I took my girls round to La Belle Fille’s friends house to play today. He is her Fiancé. No, we haven’t been practising medeval betrothal so to increase our power base, no Game Of Throne fans here, he’s actually her choice. She regularly talks about how, when she grows up, she’s going to marry him. He agrees. It love in its sweetest, most innocent form.
When we were leaving I’d spoken to his mum about their coming to visit and she’d gladly agreed, coming up with the fantastic idea of sending us a video message from him on the day we arrive in France.
Despite this when we got in the car she started to cry. I mean wail. She’s never done this before. She’s done the normal tantrum because she doesn’t want to go, but this was a wail. I kept saying that Son Fiancé would come to France; she could show him the fields, the sheep, the cows, the stream at the bottom of the garden. But still she wailed.
“Boys aren’t allowed to go to France!” She said, taking in huge gulps of air.
“Of course they can.” I said. I talked through what our journeys to and from France had been like, adding that he could do this too for each step. But each time I got her plaintive cry in response “But….boys aren’t allowed in France.”
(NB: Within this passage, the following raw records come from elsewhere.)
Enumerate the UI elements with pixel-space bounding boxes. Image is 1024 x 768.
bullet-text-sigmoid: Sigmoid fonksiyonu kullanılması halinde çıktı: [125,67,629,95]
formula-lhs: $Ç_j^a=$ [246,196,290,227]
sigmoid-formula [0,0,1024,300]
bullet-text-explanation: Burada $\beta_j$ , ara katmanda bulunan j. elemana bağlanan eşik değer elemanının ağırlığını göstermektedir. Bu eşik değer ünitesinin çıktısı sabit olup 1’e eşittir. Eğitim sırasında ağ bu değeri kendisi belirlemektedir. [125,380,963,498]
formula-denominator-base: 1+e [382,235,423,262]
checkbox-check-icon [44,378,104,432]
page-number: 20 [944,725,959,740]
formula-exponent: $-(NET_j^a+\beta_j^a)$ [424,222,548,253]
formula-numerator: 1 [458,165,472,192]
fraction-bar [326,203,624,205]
It’s a big move for a little girl. A lot to take in, and it doesn’t all go in at once.
It’s a big move for us too. Today was the first time that I realised that we were going. It went from surreal to real. I’ve said other permanent goodbyes and they didn’t register. Yet today’s au revoir did.
The house is three quarters packed away, I’m surrounded by boxes and we’re just eating ready meals. Yet it was today’s goodbye that made it real.